You can solve this with painstaking design and coding, but you shouldn't need to. Your BI platform, if well-designed for mobile, ought to handle these scenarios generically. No dashboard designer should be forced to handle the complexities of multiformat design.
For example, a mobile BI platform should intelligently scale charts appropriately at any size. A scatterplot may show many data points at a high resolution. At a low resolution, the platform could algorithmically determine the optimal key points to show, still revealing the pattern and range of the data. However, at any size, the user should be able to zoom and select and interact with the chart to see their information from a different "viewpoint" to gain a yet more complete understanding.

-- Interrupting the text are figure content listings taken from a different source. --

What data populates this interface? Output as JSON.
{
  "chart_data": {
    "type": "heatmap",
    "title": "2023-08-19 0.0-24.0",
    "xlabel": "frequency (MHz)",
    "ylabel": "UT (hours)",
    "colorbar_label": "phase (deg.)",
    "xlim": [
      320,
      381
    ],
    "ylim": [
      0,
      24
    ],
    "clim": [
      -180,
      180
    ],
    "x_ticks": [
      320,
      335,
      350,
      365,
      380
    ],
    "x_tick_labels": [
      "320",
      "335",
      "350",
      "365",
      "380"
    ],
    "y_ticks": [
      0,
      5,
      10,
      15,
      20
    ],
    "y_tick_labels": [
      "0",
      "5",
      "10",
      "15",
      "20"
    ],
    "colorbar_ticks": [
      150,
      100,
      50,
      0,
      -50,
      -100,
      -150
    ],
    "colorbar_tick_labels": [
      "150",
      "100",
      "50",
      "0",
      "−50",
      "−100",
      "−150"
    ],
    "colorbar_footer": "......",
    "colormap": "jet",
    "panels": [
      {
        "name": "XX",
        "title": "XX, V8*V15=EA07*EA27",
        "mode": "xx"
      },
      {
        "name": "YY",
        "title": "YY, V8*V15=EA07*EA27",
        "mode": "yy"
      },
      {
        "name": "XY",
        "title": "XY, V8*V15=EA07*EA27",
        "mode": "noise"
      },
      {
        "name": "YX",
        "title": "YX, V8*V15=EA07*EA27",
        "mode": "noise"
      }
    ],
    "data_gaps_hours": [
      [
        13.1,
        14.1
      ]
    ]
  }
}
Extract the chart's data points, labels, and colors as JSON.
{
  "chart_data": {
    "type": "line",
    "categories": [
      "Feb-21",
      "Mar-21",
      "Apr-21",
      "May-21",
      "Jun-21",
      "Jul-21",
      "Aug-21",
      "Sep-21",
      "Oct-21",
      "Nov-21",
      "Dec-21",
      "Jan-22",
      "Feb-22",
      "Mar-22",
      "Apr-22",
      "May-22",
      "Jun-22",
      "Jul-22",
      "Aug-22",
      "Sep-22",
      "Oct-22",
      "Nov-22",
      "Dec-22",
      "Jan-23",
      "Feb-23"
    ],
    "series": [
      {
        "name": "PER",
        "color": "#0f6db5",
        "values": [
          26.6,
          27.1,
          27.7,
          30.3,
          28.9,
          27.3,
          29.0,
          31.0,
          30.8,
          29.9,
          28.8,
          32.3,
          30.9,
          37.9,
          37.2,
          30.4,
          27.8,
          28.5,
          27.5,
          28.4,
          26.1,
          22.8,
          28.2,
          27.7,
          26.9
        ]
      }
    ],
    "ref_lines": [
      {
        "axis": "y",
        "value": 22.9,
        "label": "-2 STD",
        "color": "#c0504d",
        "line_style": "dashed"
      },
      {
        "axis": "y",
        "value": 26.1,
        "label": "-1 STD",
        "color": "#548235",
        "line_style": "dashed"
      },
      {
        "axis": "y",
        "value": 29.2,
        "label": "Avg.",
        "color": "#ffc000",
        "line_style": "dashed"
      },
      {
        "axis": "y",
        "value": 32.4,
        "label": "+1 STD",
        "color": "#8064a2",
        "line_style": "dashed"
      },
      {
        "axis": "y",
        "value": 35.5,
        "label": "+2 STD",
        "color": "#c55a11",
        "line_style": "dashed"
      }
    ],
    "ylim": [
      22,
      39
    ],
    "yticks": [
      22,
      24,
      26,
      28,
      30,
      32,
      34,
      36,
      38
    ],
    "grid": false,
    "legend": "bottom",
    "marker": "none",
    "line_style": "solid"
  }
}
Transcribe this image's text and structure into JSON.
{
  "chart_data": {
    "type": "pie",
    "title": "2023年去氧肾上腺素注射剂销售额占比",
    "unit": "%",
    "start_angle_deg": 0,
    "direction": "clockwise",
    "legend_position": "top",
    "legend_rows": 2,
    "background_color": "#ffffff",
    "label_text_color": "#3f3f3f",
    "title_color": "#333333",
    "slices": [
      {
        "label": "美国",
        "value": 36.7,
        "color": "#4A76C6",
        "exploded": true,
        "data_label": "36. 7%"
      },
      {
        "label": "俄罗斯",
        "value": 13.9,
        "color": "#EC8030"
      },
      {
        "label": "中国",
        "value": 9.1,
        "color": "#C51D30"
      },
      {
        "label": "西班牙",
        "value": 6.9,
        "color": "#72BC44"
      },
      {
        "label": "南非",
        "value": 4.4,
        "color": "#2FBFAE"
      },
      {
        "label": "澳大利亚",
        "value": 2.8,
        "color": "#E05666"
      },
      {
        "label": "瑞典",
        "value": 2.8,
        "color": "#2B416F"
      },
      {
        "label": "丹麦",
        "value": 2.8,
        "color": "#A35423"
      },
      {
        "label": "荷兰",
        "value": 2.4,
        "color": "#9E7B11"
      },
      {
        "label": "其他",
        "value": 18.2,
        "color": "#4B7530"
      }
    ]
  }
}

Working with a responsive and exploratory design, old certainties about information design start to change. Personally, I find it painful to see a traditional pie chart with many segments and complex labels. What a horrible way to show useful data! However, if you can enlarge or shrink the pie to suit your format, and spin the chart around its center to bring different segments to the top, all the while showing only the labels most relevant to the current view ... now the pie chart feels more usable and interesting and informative.
3. Speedy discovery
That's why a mobile BI platform demands great performance on the client. At least use CSS media queries to restrict the visualization and design features that will be appropriate and available for the client in use. And look to complement that responsive approach by building with a framework such as AngularJS. The two-way data binding makes it easy to listen for screen resizes to determine what kind of elements you would like to load efficiently. If you find that this complicates working with the code, use a CSS pre-compressor (such as LESS.js) and compile everything to single file.
There's another facet of user behavior that may help to squeeze performance from an analytic client. Users following "information scent" mostly make selections that narrow the scope of the data they are looking at, only occasionally moving to a new or broader scope. Looking at U.S. sales, you most likely "drill down" to consider sales in, say, Texas rather than jumping to look at European sales. So caching data on the client can be quite practical, especially if you use JSONPatch to update the array when needed.

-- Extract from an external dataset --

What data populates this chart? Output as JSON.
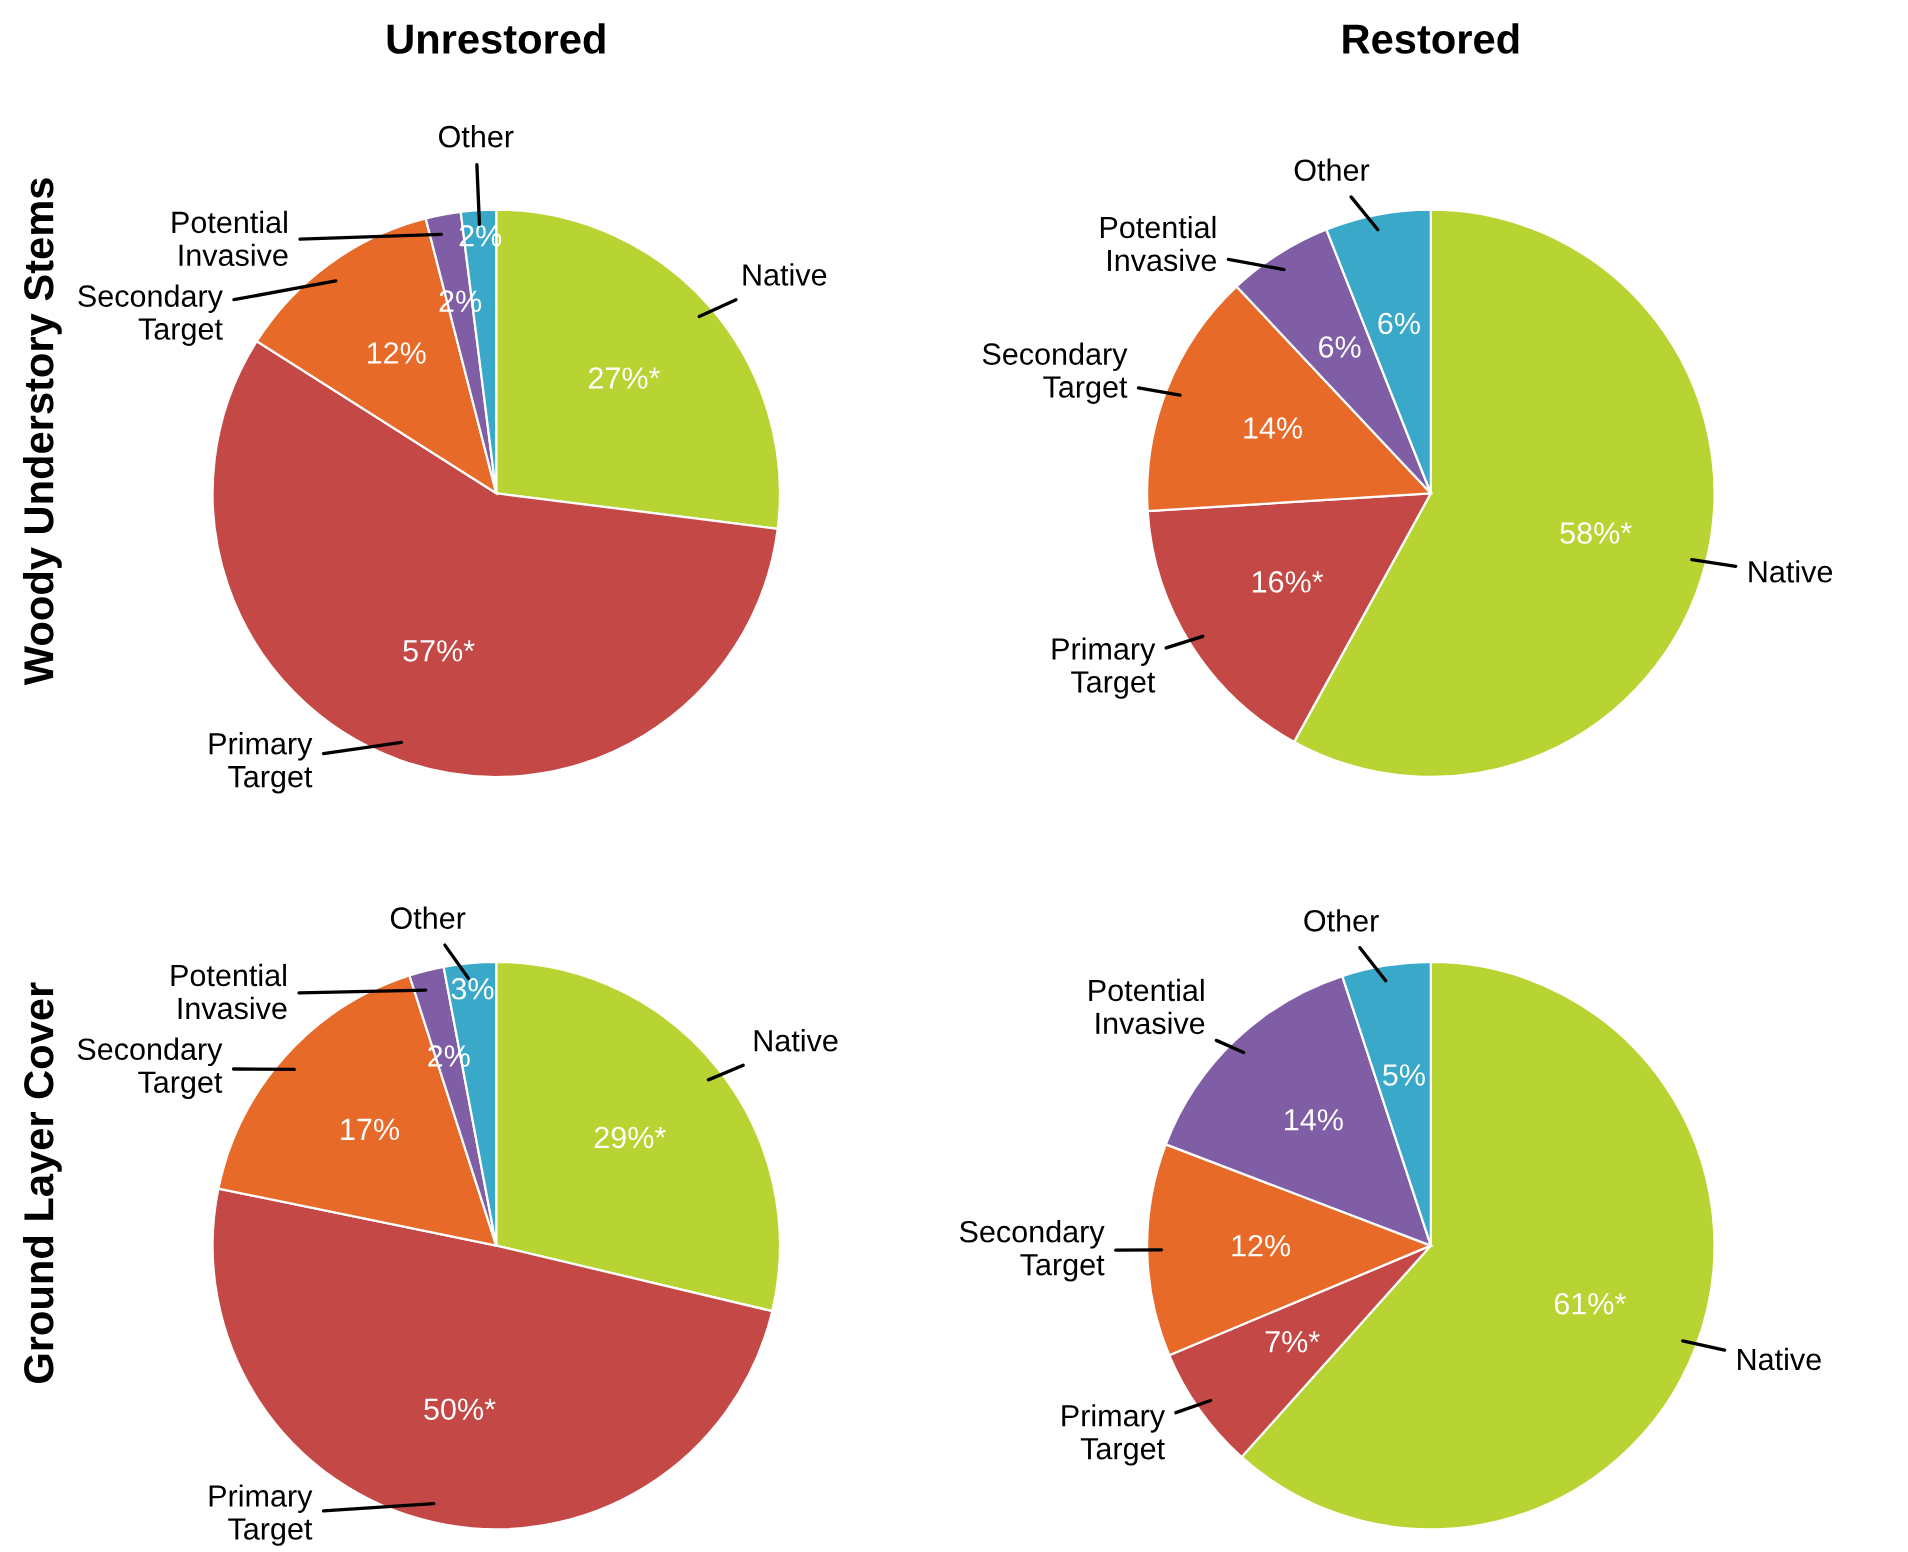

The same tendency to start from a higher level and drill down can speed up visualizations using paging. You rarely need to plot 1 million data points, even when rendering a complex data set. The algorithmic approach that enables you to scale visualizations can be used to optimize performance. You may show only key points at first and page in more data as needed when the user selects to explore further.
A natural approach to analytics
As you can see, mobile BI requires that you think beyond mobility. A good mobile analytic platform is fast and facilitates an interactive experience that is responsive and touch-enabled.
These practices not only enable, but encourage exploration. We are compelled by natural curiosity. As we follow it, we make discoveries and form new insights and new understanding.
This is only natural. In business we can only spend so much time at our desks. That's why we get out into the real world, we go on the road, we walk round the store or warehouse or factory floor in order to see what's new. Mobile analytics should go with us -- and work with us the way we need it to work.